On several occasions, I’ve described myself as a practical technologist, mastering and adopting new technology tools on a strictly need-to-know basis to serve clients. So for me, having the latest, greatest gadget was never as important as being an early adopter of tools like client portals or webinar platforms or blogging so that I could communicate with and educate clients.
But now I’m finding that in a technology age, the category of “need-to-know” technology is rapidly expanding. All of a sudden, many technology issues that most lawyers once gave short-shrift are now critical — not because of how they affect our ability to practice law but rather, because they’re getting our clients in trouble.
Take social media for example. Though many lawyers still persist in trivializing the role of social media in developing business or generating clients, lawyers who ignore social media or don’t understand how it works are potentially prejudicing their clients’ cases. I’ve heard lawyers advise clients in contested cases to delete their social media pages not realizing that they’re raising potential spoliation issues, while other lawyers invite clients to friend their law firm page without cautioning them about potential confidentiality issues (no problem if an attorney asks a client to friend your law firm page so long as you warn that doing so may reveal to others that they’re working with a lawyer). So even though you may not want to fritter away time on social media, if you don’t understand how it works first-hand, you may compromise your clients’ case or privacy.

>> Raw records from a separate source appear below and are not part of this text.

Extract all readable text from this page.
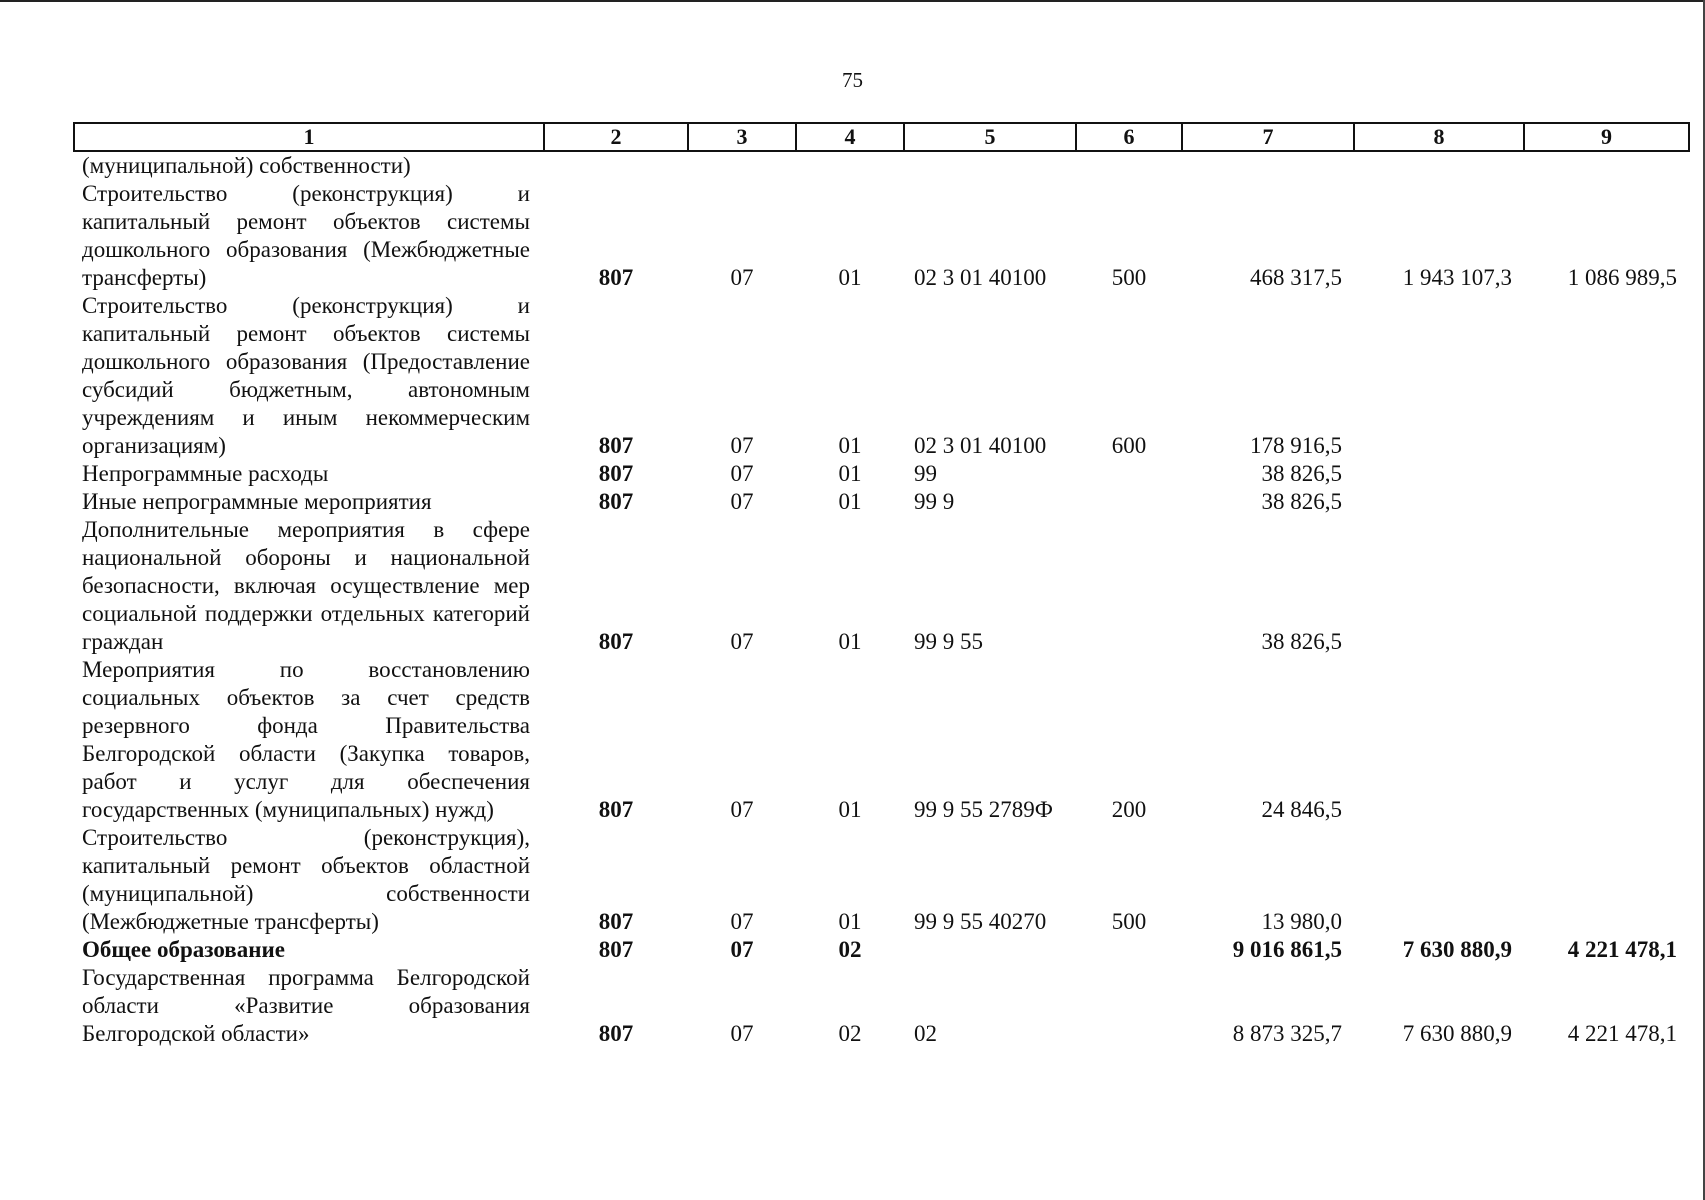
75
1	2	3	4	5	6	7	8	9
(муниципальной) собственности)								
Строительство (реконструкция) и капитальный ремонт объектов системы дошкольного образования (Межбюджетные трансферты)	807	07	01	02 3 01 40100	500	468 317,5	1 943 107,3	1 086 989,5
Строительство (реконструкция) и капитальный ремонт объектов системы дошкольного образования (Предоставление субсидий бюджетным, автономным учреждениям и иным некоммерческим организациям)	807	07	01	02 3 01 40100	600	178 916,5		
Непрограммные расходы	807	07	01	99		38 826,5		
Иные непрограммные мероприятия	807	07	01	99 9		38 826,5		
Дополнительные мероприятия в сфере национальной обороны и национальной безопасности, включая осуществление мер социальной поддержки отдельных категорий граждан	807	07	01	99 9 55		38 826,5		
Мероприятия по восстановлению социальных объектов за счет средств резервного фонда Правительства Белгородской области (Закупка товаров, работ и услуг для обеспечения государственных (муниципальных) нужд)	807	07	01	99 9 55 2789Ф	200	24 846,5		
Строительство (реконструкция), капитальный ремонт объектов областной (муниципальной) собственности (Межбюджетные трансферты)	807	07	01	99 9 55 40270	500	13 980,0		
Общее образование	807	07	02			9 016 861,5	7 630 880,9	4 221 478,1
Государственная программа Белгородской области «Развитие образования Белгородской области»	807	07	02	02		8 873 325,7	7 630 880,9	4 221 478,1
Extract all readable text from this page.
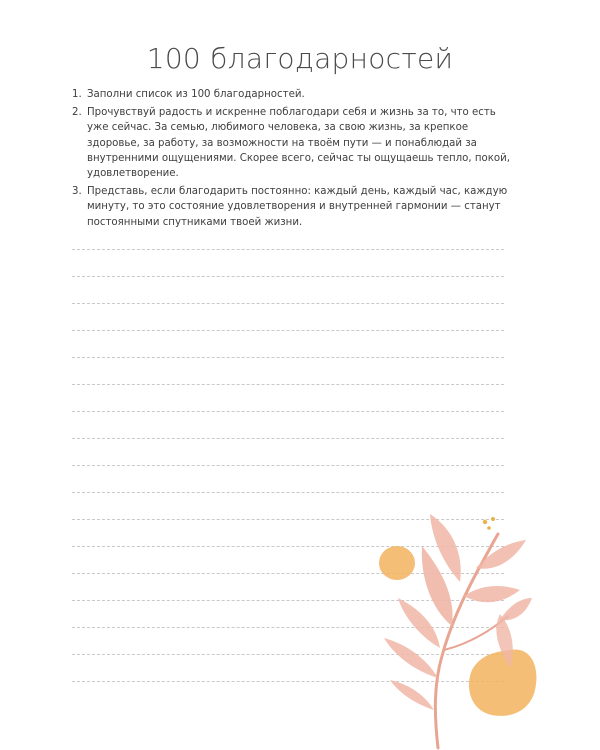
100 благодарностей
1. Заполни список из 100 благодарностей.
2. Прочувствуй радость и искренне поблагодари себя и жизнь за то, что есть уже сейчас. За семью, любимого человека, за свою жизнь, за крепкое здоровье, за работу, за возможности на твоём пути — и понаблюдай за внутренними ощущениями. Скорее всего, сейчас ты ощущаешь тепло, покой, удовлетворение.
3. Представь, если благодарить постоянно: каждый день, каждый час, каждую минуту, то это состояние удовлетворения и внутренней гармонии — станут постоянными спутниками твоей жизни.
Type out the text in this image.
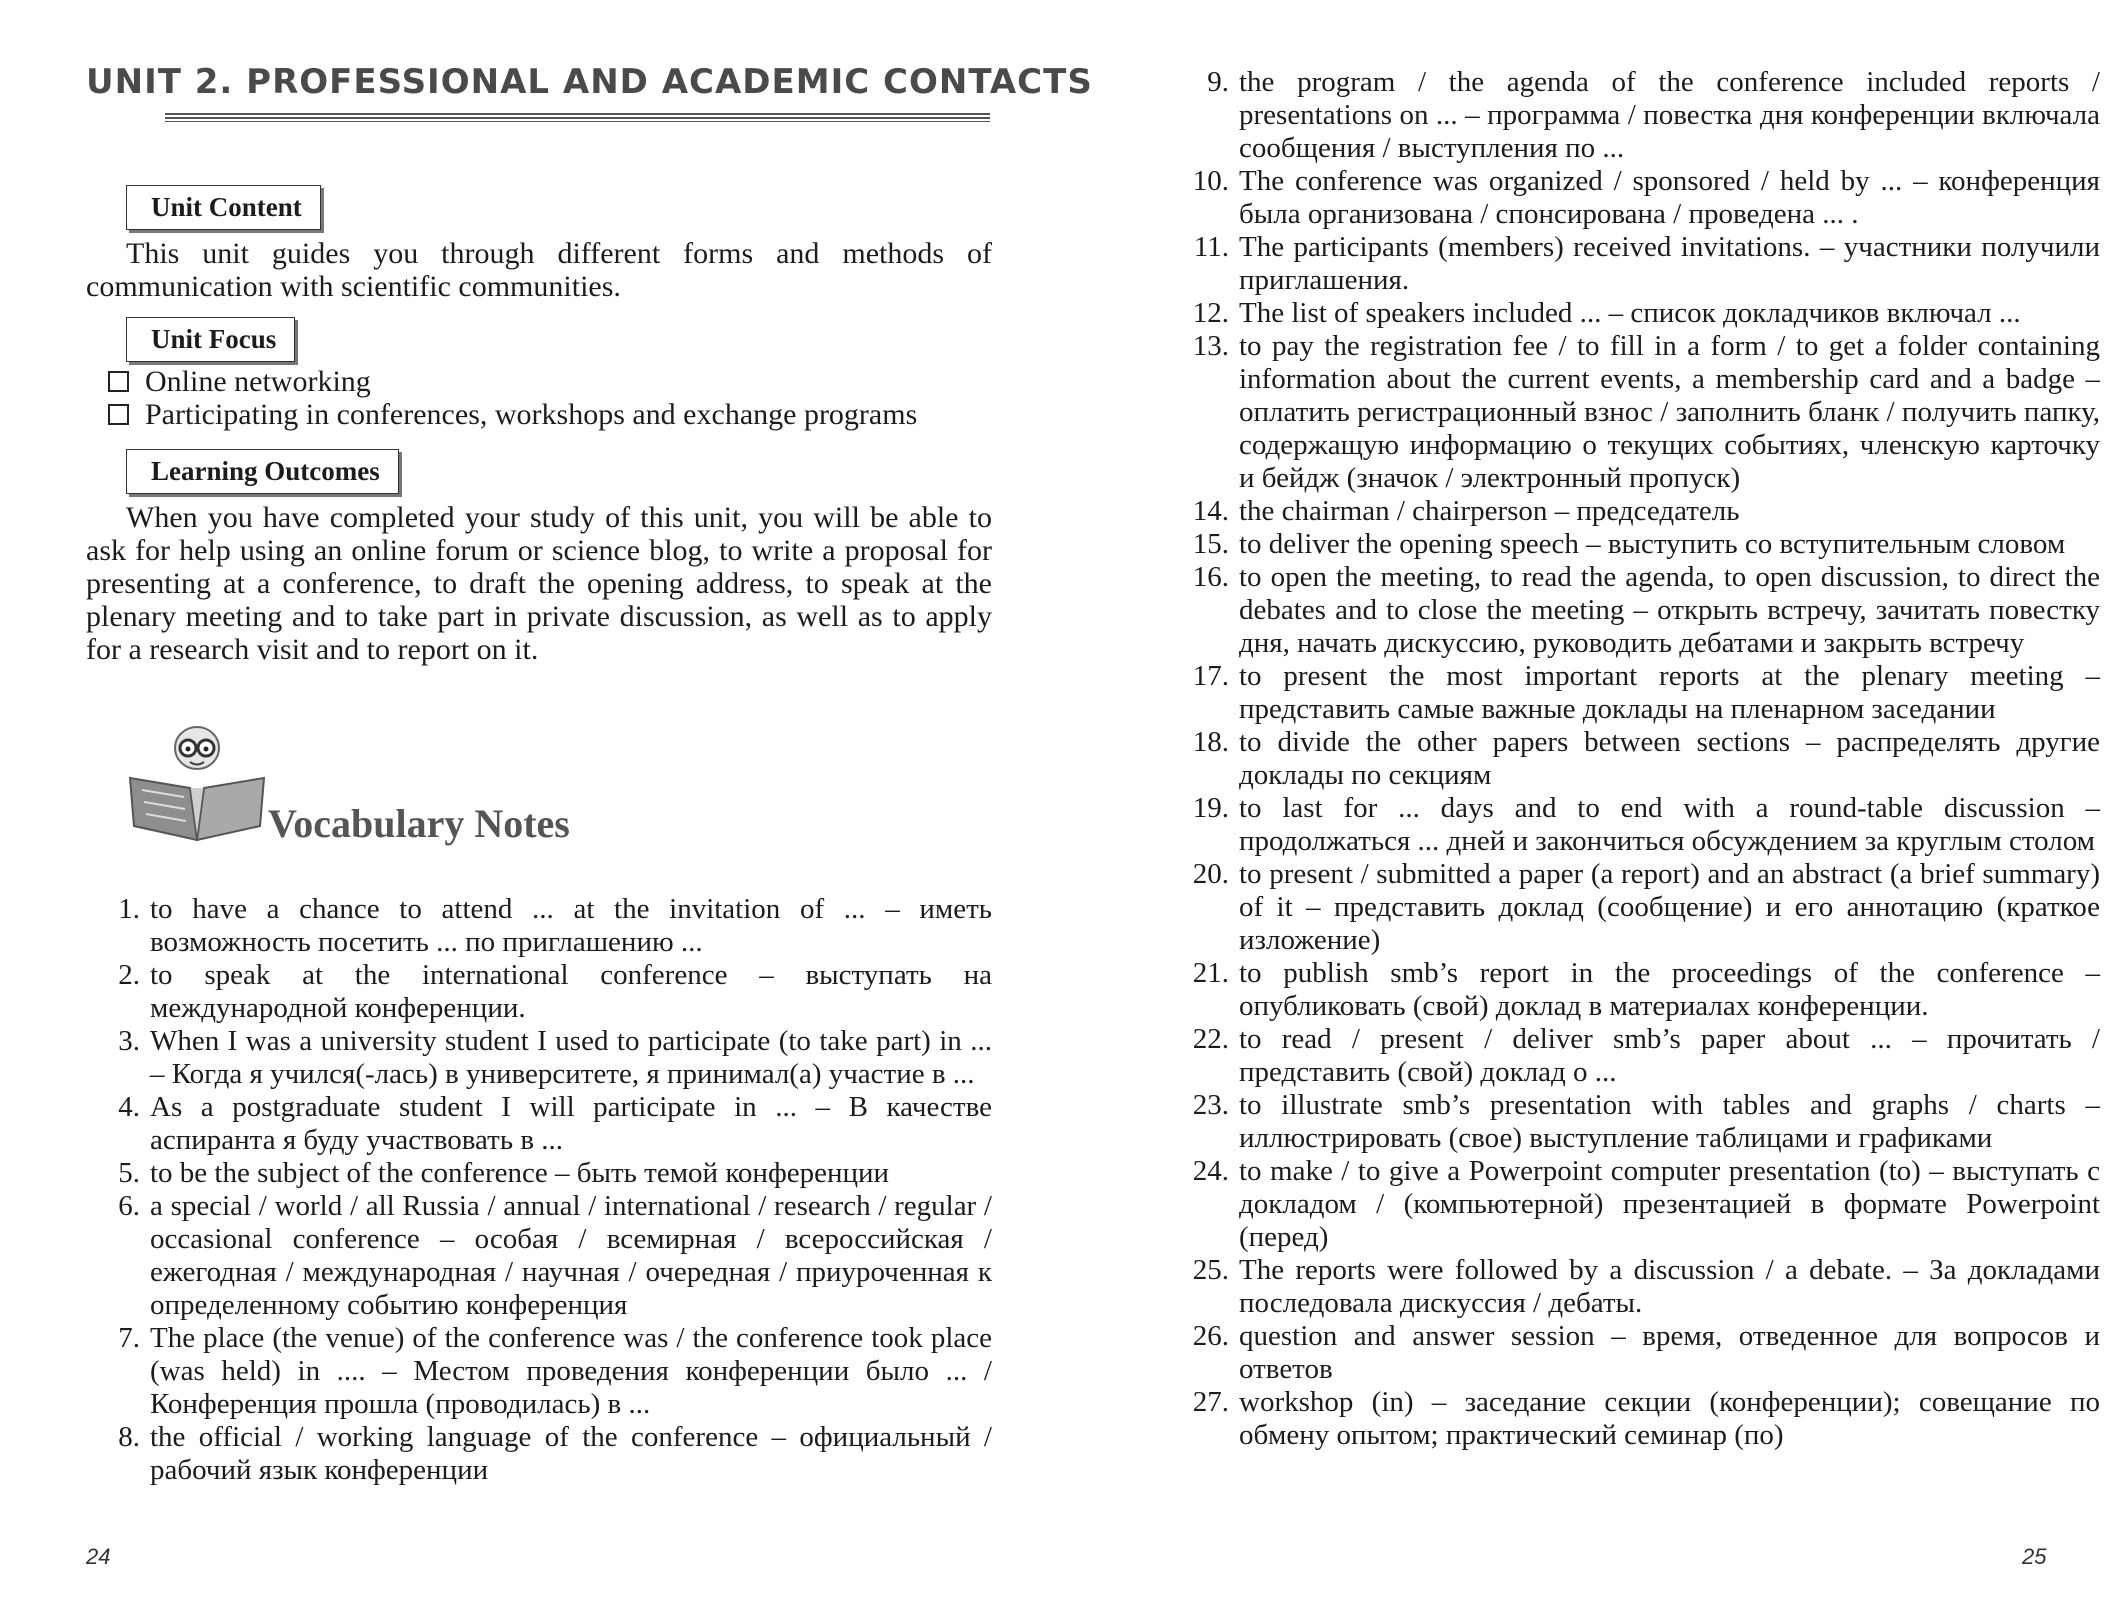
UNIT 2. PROFESSIONAL AND ACADEMIC CONTACTS
Unit Content

This unit guides you through different forms and methods of communication with scientific communities.

Unit Focus
Online networking
Participating in conferences, workshops and exchange programs
Learning Outcomes

When you have completed your study of this unit, you will be able to ask for help using an online forum or science blog, to write a proposal for presenting at a conference, to draft the opening address, to speak at the plenary meeting and to take part in private discussion, as well as to apply for a research visit and to report on it.

Vocabulary Notes
1. to have a chance to attend ... at the invitation of ... – иметь возможность посетить ... по приглашению ...
2. to speak at the international conference – выступать на международной конференции.
3. When I was a university student I used to participate (to take part) in ... – Когда я учился(-лась) в университете, я принимал(а) участие в ...
4. As a postgraduate student I will participate in ... – В качестве аспиранта я буду участвовать в ...
5. to be the subject of the conference – быть темой конференции
6. a special / world / all Russia / annual / international / research / regular / occasional conference – особая / всемирная / всероссийская / ежегодная / международная / научная / очередная / приуроченная к определенному событию конференция
7. The place (the venue) of the conference was / the conference took place (was held) in .... – Местом проведения конференции было ... / Конференция прошла (проводилась) в ...
8. the official / working language of the conference – официальный / рабочий язык конференции
24
9. the program / the agenda of the conference included reports / presentations on ... – программа / повестка дня конференции включала сообщения / выступления по ...
10. The conference was organized / sponsored / held by ... – конференция была организована / спонсирована / проведена ... .
11. The participants (members) received invitations. – участники получили приглашения.
12. The list of speakers included ... – список докладчиков включал ...
13. to pay the registration fee / to fill in a form / to get a folder containing information about the current events, a membership card and a badge – оплатить регистрационный взнос / заполнить бланк / получить папку, содержащую информацию о текущих событиях, членскую карточку и бейдж (значок / электронный пропуск)
14. the chairman / chairperson – председатель
15. to deliver the opening speech – выступить со вступительным словом
16. to open the meeting, to read the agenda, to open discussion, to direct the debates and to close the meeting – открыть встречу, зачитать повестку дня, начать дискуссию, руководить дебатами и закрыть встречу
17. to present the most important reports at the plenary meeting – представить самые важные доклады на пленарном заседании
18. to divide the other papers between sections – распределять другие доклады по секциям
19. to last for ... days and to end with a round-table discussion – продолжаться ... дней и закончиться обсуждением за круглым столом
20. to present / submitted a paper (a report) and an abstract (a brief summary) of it – представить доклад (сообщение) и его аннотацию (краткое изложение)
21. to publish smb’s report in the proceedings of the conference – опубликовать (свой) доклад в материалах конференции.
22. to read / present / deliver smb’s paper about ... – прочитать / представить (свой) доклад о ...
23. to illustrate smb’s presentation with tables and graphs / charts – иллюстрировать (свое) выступление таблицами и графиками
24. to make / to give a Powerpoint computer presentation (to) – выступать с докладом / (компьютерной) презентацией в формате Powerpoint (перед)
25. The reports were followed by a discussion / a debate. – За докладами последовала дискуссия / дебаты.
26. question and answer session – время, отведенное для вопросов и ответов
27. workshop (in) – заседание секции (конференции); совещание по обмену опытом; практический семинар (по)
25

Security is another area where lawyers require understanding to keep clients out of trouble. In my practice, I routinely deal with confidential energy information that can only be released subject to execution of an NDA, and can’t be publicly filed. A client provided me with materials in PDF format that “redacted” the information, but when I exported the file to text to test the redaction, I was able to access the confidential information. If I hadn’t been sufficiently familiar with PDF redaction to recognize that it’s rarely foolproof, I’d have OK’d the filing potentially putting my client at risk of a penalty. The same issues arise with meta-data as well. And what about email security? Courts have held that when employees send email from a gmail account or secure cloud based service from the office, the communications aren’t private even though the account is password protected. The same logic could extend to client portals as well – if a client reads or downloads documents from a secure client portal on someone else’s machine, does privilege remain intact? It’s not enough to use client portals to be trendy; lawyers have to understand the potential ethical consequences.
Maybe you don’t like technology or think that it’s too costly or a waste of time. That’s your prerogative. But just as ignorance of the law is no defense, ignorance of technology is not excuse when doing so may compromise our clients’ cases. At a minimum, we lawyers must use and understand technology if only to save our clients from themselves.